TORNARE A CRESCERE, UNICO ANTIDOTO ALL’INCERTEZZA
Giuseppe Pennisi
Nonostante l’approvazione a tempo di record della manovra di finanza pubblica, i mercati finanziari e le Borse sono in agitazione. Cosa non li convince? Non tanto gli aspetti di equità distributiva – anche se oltre trent’anni di programmi di riassetto strutturale supportati da Banca mondiale e Fondo monetario insegnano che senza una forte dose di coesione sociale viene a mancare lo slancio collettivo per risanare la finanza e rimettere al passo l’economia. Di tali aspetti, i mercati, di norma, si accorgono con un divario temporale di alcuni mesi.
Nel breve termine, le piazze finanziarie sono inquiete perché le misure approvate non danno priorità allo sviluppo: se la crescita resta rasoterra, non aumenta il Pil e le misure di riduzione della spesa e di nuove entrate incidono poco sugli indicatori (quali i rapporti tra indebitamento e stock di debito, da un lato, e produzione di beni e servizi, dall’altro) a cui più guardano i mercati.
Nei giorni precedenti il varo della manovra, lo ha detto ad Avvenire il Consigliere Delegato del gruppo Intesa Sanpaolo, Corrado Passera. Il giorno successivo alla pubblicazione della normativa sulla Gazzetta Ufficiale, lo ha ribadito al Corriere della Sera (pur precisando di parlare a titolo personale) il rappresentante dell’Italia (ed di un’altra mezza dozzina di Paesi) nel CdA del Fondo monetario, Arrigo Sadun. In un saggio, sulla “political economy of fiscal consolidation” , diramato ieri 18 luglio, lo ha sottolineato Robert Price dell’Ocse.
C’è, quindi, accordo generalizzato sulla necessità di riprendere a crescere. Senza darsi obiettivi da “miracolo economico” o da Paesi caratterizzati da ed industrie giovani (il 3%-4% l’anno vagheggiato quando si parlò della “frustata” al cavallo addormentato dell’economia italiana. Per mostrare che si è cambiata marcia, occorre portare il tasso di crescita al 2%-2,5% l’anno; si smentirebbero i servizi studi della Commissione Europea e della Banca centrale europea che hanno stimato il tasso “potenziale” di aumento del Pil dell’Italia sull’1,3-1,7% l’anno (rispetto ad uno effettivo sull’1% l’anno).

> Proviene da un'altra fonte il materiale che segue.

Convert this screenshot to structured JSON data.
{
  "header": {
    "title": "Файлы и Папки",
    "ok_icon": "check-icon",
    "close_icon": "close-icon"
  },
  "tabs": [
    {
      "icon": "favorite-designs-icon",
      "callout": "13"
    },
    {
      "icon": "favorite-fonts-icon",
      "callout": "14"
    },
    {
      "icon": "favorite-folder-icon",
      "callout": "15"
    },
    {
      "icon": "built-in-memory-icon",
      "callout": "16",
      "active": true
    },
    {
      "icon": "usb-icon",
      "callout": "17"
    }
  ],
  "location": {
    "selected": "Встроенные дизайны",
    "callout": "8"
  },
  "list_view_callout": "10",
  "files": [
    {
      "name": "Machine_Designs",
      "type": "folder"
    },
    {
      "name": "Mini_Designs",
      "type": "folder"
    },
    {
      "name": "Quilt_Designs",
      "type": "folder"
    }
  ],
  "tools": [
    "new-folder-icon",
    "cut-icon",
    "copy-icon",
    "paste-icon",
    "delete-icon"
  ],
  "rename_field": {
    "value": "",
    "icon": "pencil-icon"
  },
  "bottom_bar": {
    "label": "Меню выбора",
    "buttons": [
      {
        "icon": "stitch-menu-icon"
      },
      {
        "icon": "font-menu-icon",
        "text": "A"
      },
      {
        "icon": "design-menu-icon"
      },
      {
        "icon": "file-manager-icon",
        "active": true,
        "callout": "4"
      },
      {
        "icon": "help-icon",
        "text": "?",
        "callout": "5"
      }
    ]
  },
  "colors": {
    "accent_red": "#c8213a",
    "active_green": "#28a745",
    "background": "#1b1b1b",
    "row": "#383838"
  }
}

Per farlo, ci sono essenzialmente due strumenti: liberalizzazioni e privatizzazioni. Le liberalizzazioni riguardano non solo gli ordini professionali (su cui si è incentrato il dibattito nei giorni scorsi) ma soprattutto i servizi pubblici. E’ materia in gran misura di competenza di Regioni, Province e Comuni. L’elenco di imprese e beni da privatizzare è ancora lungo (ed in buona parte anche esso sotto il controllo di enti locali). Dato che non c’è stato tempo e modo per un’efficace interazione tra centro e periferia prima del varo della manovra, occorre farlo con urgenza adesso. Il Governo ed il Parlamento possono incoraggiarlo, senza interferire con la strada verso il federalismo, con una “sunset regulation” (“normativa del tramonto”) in base alla quale qualsiasi norma statale o regionale “tramonta” (ossia decade) se non ri-approvata. Misure di questa natura hanno accelerato liberalizzazioni e privatizzazioni in molti Paesi in transizione dal piano al mercato.
Tanto nelle prime quanto nelle seconde – lo ha ricordato anche il Cnel nelle sue osservazioni – occorre tenere conto del potenziale di capitale umano e sociale in quello che è chiamato “il terzo settore”; in un quadro di effettiva sussidiarietà parte dei compiti oggi svolti da s.p.a. in house di amministrazioni pubbliche centrali e locali (o da aziende da esse controllate) possono essere devoluti (come avviene in Germania, Francia ed altri Paesi) a forme di collaborazione pubblico-privato tipiche del “terzo settore”.